Keep in mind you can always get yourself a UFL to SMA pigtail and use the fancy antennas anyway, but if your brother has not flew before, you wouldn't have to risk breaking the Aomways and add them later.

As for the motors - you can consider Racerstars BR2205S. I've been told they're a step up from the regular BR2205 while the price is almost the same. I consider them expendable and over time plan to move to EMAX motors for example.

My build is indeed for an FPV beginner. I've already flew a QX90C, however this will be my first 5 inch racer as well as first attempt at building a quad on my own. As far as my research goes this is a really solid setup for starting out.

Traviak   Jul 27, 2017 

About the ESCs burning: Those 3 that burned in my case were all after crashes. I disarmed quickly everytime but sometimes it didn't help and I had to replace it.
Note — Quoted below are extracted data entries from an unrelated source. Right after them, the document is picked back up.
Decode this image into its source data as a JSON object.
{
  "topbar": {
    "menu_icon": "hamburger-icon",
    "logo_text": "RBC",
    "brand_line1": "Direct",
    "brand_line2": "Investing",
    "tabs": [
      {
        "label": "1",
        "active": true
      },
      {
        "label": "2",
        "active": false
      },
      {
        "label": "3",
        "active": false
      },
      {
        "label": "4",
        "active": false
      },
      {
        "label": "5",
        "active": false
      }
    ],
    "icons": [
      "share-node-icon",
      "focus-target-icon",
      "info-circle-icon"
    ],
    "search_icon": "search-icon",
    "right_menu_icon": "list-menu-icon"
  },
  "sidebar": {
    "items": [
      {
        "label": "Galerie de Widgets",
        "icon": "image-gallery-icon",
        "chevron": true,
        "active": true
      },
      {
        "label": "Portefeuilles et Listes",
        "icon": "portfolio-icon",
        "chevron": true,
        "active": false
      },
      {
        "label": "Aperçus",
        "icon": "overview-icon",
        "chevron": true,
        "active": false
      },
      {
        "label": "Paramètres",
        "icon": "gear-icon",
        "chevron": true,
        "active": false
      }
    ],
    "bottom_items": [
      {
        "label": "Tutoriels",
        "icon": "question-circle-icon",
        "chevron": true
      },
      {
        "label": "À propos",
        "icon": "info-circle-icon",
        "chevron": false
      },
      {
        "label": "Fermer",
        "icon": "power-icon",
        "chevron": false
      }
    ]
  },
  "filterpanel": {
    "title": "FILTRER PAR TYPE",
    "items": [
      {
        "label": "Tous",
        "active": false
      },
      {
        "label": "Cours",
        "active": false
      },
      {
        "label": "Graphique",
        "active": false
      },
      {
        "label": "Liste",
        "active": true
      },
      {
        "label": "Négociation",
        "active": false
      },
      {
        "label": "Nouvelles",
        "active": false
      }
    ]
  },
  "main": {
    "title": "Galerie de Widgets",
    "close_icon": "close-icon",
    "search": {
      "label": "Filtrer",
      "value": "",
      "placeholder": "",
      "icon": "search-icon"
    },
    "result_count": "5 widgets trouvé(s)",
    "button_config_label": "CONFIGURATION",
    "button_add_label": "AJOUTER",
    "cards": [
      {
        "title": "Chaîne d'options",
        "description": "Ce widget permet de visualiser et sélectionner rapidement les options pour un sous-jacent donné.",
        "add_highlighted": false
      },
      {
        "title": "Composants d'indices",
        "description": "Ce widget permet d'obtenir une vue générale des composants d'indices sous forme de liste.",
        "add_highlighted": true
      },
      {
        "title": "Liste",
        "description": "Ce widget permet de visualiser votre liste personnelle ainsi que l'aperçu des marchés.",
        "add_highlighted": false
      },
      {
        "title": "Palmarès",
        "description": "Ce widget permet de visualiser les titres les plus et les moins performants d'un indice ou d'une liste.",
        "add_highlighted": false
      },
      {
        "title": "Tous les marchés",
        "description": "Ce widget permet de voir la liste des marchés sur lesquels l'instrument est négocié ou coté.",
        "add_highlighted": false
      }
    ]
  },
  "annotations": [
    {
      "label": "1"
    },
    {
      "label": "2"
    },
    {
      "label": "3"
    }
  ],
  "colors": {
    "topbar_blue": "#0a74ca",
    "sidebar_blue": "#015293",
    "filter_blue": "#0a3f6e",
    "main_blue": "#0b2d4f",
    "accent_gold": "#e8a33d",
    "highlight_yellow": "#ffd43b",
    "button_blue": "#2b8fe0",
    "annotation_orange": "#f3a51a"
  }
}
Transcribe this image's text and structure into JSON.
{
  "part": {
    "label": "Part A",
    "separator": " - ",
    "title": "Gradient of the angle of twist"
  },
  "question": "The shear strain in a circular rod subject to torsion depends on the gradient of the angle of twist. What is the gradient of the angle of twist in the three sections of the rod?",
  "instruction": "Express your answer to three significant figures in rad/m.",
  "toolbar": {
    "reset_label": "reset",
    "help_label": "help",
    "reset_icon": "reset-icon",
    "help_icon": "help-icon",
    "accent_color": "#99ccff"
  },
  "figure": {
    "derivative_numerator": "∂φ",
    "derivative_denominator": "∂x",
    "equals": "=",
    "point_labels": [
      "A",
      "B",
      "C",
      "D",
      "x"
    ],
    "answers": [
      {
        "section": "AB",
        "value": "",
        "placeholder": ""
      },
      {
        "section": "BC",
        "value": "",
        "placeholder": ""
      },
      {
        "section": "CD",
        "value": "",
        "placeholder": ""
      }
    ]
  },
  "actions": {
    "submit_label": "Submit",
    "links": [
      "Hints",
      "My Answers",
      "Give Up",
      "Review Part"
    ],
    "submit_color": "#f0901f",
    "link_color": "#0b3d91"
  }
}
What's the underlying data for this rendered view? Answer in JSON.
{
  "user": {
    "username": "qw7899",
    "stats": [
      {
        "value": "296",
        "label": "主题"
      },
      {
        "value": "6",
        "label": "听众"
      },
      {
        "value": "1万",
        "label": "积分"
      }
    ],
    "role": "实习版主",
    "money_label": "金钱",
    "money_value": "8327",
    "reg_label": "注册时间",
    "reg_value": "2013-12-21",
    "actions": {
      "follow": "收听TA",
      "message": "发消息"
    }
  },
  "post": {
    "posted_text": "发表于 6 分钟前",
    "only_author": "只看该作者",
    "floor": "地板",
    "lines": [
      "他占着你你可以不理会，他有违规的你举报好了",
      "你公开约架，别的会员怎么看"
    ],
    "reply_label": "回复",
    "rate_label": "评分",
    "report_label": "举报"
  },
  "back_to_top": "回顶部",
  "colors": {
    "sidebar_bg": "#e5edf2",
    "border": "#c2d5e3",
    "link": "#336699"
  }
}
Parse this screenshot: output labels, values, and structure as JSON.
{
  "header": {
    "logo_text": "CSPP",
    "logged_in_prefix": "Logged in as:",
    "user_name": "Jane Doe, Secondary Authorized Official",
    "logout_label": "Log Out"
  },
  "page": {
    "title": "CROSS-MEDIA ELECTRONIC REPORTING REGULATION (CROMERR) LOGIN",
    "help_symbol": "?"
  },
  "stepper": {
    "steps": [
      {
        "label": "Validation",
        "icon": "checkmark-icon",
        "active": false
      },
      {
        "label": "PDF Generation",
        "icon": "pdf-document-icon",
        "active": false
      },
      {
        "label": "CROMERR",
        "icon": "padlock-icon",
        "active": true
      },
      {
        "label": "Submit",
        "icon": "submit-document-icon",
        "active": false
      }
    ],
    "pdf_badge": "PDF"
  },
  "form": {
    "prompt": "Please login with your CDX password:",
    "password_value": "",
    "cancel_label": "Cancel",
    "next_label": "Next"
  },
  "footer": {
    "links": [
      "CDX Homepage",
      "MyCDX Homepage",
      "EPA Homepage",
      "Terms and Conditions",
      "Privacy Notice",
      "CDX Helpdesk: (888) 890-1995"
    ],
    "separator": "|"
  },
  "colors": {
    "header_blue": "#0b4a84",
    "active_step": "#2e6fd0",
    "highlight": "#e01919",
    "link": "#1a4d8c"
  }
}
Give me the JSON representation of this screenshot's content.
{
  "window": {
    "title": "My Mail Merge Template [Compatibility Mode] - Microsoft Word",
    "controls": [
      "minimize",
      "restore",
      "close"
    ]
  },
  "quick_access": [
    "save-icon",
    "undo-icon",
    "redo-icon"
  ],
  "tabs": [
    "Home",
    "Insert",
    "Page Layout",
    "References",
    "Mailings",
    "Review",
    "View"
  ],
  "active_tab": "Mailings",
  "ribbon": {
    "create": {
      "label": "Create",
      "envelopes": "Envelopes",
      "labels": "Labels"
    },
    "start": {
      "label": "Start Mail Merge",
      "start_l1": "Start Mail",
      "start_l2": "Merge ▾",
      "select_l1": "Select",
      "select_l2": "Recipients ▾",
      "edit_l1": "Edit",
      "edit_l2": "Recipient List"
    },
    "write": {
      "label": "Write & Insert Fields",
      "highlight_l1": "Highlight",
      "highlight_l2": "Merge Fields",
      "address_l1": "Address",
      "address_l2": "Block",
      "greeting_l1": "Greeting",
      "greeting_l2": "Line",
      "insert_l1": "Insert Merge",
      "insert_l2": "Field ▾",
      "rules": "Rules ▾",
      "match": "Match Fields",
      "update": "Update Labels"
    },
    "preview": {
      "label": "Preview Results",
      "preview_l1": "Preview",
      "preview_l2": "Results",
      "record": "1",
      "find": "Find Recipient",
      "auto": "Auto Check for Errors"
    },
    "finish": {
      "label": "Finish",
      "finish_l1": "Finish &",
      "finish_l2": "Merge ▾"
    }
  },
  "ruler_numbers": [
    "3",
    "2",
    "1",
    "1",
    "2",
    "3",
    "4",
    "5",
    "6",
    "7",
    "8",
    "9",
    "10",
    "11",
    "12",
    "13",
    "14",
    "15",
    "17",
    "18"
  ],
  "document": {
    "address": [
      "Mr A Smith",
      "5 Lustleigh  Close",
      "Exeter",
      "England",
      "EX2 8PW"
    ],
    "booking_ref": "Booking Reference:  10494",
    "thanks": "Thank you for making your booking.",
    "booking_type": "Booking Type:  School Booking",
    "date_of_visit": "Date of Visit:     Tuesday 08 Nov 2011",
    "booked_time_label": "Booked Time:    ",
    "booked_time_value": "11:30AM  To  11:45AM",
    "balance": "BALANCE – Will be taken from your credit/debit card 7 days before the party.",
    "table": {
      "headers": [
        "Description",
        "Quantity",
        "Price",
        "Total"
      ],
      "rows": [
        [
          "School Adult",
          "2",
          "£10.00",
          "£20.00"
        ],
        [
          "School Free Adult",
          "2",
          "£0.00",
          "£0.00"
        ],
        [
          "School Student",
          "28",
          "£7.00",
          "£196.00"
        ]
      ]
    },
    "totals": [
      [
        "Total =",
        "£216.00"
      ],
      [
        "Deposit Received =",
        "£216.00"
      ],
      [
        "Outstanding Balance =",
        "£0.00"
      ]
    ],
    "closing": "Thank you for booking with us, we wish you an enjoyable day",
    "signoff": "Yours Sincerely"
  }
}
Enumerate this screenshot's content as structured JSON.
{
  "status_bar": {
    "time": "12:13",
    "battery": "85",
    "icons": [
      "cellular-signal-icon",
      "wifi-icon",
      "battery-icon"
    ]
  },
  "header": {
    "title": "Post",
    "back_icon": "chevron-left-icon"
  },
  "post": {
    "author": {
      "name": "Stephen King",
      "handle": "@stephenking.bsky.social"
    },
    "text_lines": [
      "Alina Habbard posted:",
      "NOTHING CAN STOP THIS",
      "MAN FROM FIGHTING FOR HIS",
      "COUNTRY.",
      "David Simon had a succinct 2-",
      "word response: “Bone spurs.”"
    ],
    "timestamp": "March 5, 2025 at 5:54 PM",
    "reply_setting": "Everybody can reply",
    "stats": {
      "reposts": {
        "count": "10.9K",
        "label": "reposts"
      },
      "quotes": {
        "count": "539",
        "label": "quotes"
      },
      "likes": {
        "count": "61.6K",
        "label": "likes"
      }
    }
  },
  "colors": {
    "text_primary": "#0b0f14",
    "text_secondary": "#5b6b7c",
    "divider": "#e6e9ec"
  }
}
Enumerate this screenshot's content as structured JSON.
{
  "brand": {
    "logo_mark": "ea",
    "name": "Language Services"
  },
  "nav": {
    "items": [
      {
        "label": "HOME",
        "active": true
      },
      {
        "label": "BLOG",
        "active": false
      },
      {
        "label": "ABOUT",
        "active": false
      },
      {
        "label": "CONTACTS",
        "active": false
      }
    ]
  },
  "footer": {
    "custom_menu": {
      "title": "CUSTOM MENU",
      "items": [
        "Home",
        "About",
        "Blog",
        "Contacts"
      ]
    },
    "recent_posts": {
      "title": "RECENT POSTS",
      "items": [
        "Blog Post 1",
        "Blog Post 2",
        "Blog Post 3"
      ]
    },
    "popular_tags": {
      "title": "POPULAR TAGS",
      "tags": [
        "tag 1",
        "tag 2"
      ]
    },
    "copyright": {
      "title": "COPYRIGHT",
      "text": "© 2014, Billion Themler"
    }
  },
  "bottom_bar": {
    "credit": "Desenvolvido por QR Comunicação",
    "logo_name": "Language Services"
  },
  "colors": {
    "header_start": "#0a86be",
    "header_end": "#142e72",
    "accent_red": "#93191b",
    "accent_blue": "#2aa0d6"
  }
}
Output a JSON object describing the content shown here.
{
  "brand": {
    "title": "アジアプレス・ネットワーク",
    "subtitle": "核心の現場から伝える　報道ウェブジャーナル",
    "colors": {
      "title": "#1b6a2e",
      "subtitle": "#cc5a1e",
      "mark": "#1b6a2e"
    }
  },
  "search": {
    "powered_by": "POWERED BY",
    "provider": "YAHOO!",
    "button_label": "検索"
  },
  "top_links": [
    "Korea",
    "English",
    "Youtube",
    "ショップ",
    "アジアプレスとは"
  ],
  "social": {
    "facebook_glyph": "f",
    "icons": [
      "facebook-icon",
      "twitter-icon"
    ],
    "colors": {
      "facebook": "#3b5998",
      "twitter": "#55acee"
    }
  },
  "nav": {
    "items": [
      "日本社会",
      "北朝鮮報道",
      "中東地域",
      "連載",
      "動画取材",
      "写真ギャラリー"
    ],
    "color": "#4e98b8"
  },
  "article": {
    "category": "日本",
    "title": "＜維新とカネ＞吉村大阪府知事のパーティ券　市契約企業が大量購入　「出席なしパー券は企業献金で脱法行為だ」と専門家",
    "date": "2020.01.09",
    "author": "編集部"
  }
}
VTX: Voltage is no problem for me but I start to like the VTX03, your argument is also valid. What kind of goggles do you use and which antenna on them?

ThatGuyIvory   Jul 27, 2017 

Well, thanks for the tip, perhaps I'll rewire it to 4 separate ESC's in case I burn this one.
As for the goggles - I'm using VR D2's Pro with stock antennas - no need to upgrade for the sake of brushed 1S quad. As soon as I'll stop crashing this 5 inch on a daily basis I'll get a UFL to RP-SMA pigtail and get a set of Aomways.